Oui, c'est sûr que je ne regretterais pas l'installation de la Gentoo.

Mais c'est une distribution de Linux qui sait se faire désirer, et puis tous mes clients me demandent ce que c'est quand ils voient des lignes de codes défilers en tous sens. J'en profite pour faire un peu de pub à la Gentoo et pousser les étudiants habitués à la Mandrake à essayer ça.  :Wink: 

----------

## DuF

tant qu'ils sont habitués à mandrake, c'est qu'ils sont habitués à un linux, c'est déjà pas mal  :Smile: 

Mais c'est vrai que les lignes de codes qui défilent ça fait toujours un effet très pro, truc vraiment d'expert alors que souvent on se contente juste de lancer un make  :Smile: 

----------

## spOOwn

bah c'est vrai que ca en epatera plus d'un toute ces lignes de codes   :Very Happy: 

mais on apprends aussi plein de choses avec la gentoo,c'est vraiment pas du temps perdu quoi...
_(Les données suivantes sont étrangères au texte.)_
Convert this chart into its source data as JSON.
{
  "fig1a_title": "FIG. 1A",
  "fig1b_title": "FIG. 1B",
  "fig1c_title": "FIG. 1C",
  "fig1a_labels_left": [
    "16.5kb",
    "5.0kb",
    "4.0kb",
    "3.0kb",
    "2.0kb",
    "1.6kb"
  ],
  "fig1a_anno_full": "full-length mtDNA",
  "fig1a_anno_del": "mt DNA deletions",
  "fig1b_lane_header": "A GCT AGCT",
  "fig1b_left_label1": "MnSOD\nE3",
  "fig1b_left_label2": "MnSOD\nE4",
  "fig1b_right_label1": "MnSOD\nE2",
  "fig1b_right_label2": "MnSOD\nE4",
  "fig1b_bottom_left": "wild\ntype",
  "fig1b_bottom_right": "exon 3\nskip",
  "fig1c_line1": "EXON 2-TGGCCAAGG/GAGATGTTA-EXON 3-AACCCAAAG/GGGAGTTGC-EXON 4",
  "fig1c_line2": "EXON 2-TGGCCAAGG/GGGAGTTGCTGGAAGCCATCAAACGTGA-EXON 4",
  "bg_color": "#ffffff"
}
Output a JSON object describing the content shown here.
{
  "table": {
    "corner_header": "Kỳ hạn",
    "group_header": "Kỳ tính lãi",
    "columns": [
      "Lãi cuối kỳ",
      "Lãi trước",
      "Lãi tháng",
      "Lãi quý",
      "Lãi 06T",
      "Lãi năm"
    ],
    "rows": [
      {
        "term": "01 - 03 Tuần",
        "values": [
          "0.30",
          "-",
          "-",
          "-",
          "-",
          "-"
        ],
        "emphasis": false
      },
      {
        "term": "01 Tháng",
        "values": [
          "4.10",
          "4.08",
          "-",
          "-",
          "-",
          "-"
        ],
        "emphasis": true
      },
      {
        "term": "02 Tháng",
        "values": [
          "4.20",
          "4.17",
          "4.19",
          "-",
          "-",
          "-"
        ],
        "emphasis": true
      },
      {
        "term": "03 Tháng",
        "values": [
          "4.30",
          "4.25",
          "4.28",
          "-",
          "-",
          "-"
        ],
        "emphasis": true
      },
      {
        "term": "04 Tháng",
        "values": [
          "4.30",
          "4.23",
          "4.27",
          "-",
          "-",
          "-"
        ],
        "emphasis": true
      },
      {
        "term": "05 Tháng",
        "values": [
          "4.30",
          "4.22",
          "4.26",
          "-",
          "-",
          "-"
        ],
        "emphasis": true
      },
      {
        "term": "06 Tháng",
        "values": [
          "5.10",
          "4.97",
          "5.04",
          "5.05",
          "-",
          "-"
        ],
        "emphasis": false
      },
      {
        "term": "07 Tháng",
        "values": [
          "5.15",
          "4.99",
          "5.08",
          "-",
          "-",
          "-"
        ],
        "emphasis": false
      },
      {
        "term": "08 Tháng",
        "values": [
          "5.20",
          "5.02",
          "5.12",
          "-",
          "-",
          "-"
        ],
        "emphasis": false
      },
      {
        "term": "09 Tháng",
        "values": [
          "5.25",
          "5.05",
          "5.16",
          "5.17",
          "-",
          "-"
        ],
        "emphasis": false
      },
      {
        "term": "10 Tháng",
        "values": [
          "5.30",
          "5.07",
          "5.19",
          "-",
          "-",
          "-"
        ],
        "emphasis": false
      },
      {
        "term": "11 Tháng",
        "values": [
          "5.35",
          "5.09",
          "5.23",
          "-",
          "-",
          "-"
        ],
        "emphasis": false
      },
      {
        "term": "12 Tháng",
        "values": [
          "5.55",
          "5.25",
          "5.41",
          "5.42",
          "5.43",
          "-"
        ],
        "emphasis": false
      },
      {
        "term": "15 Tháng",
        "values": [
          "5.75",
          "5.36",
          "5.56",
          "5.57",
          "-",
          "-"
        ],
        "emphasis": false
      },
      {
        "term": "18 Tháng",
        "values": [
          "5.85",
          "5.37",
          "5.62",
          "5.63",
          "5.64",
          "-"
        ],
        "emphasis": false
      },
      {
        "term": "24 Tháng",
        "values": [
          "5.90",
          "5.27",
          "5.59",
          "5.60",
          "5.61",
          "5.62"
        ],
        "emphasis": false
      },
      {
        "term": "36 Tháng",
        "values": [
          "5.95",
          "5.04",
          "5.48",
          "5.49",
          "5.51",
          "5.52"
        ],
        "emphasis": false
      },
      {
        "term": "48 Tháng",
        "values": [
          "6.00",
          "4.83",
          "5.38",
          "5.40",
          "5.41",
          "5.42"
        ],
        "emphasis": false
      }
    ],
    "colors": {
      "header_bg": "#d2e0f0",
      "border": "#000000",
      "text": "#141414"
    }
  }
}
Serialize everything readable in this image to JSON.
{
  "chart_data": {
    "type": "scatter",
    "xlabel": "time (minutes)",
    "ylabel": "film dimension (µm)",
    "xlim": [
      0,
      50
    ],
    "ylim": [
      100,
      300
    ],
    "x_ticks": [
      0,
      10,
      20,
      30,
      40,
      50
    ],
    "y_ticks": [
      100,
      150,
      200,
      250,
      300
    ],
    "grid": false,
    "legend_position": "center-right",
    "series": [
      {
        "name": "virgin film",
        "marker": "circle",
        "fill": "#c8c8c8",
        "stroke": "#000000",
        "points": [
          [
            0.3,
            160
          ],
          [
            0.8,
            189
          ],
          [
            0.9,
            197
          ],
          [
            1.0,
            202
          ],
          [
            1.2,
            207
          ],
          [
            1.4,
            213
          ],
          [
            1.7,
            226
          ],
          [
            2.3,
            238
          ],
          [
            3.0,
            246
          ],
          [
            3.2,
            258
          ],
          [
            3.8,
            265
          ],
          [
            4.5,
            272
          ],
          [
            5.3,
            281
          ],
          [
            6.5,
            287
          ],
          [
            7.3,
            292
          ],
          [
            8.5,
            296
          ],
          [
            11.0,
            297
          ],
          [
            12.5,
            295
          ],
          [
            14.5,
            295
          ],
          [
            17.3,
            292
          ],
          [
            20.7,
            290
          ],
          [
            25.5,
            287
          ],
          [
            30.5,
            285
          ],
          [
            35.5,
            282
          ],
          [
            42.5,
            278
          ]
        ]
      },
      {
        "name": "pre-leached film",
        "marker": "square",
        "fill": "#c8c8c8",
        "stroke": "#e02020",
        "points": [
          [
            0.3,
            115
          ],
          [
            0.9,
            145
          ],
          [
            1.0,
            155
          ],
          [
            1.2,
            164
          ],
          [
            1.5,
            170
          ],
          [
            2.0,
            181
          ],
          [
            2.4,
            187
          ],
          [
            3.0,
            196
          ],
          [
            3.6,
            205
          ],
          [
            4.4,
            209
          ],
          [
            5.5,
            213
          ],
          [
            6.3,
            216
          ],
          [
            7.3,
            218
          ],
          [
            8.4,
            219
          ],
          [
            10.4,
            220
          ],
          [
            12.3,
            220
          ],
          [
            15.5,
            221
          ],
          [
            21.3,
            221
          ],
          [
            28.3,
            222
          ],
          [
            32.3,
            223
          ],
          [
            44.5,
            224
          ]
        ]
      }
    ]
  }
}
avec la redhat ou mandrake,ca devient tellement simple, on se rapproche d'un windows !!! malheureux   :Laughing: 

----------

## Mat_le_ouf

 *spOOwn wrote:*   

> avec la redhat ou mandrake,ca devient tellement simple, on se rapproche d'un windows !!! malheureux  

 

Malheureux du point de vue d'un utilisateur confirmé, mais je pense qu'il faut que Linux aie aussi ce genre de distributions "clés en mains" pour qu'il se démocratise.

A mon avis, tant que Linux restera confiné dans le domaine étudiants en info/chercheurs il aura peu de chances de vraiment s'imposer en tant que système utilisateur "desktop". Il ne faudrait pas par contre qu'il y ait une derive commerciale trop importante, au risque de perdre complétement son esprit libre...

----------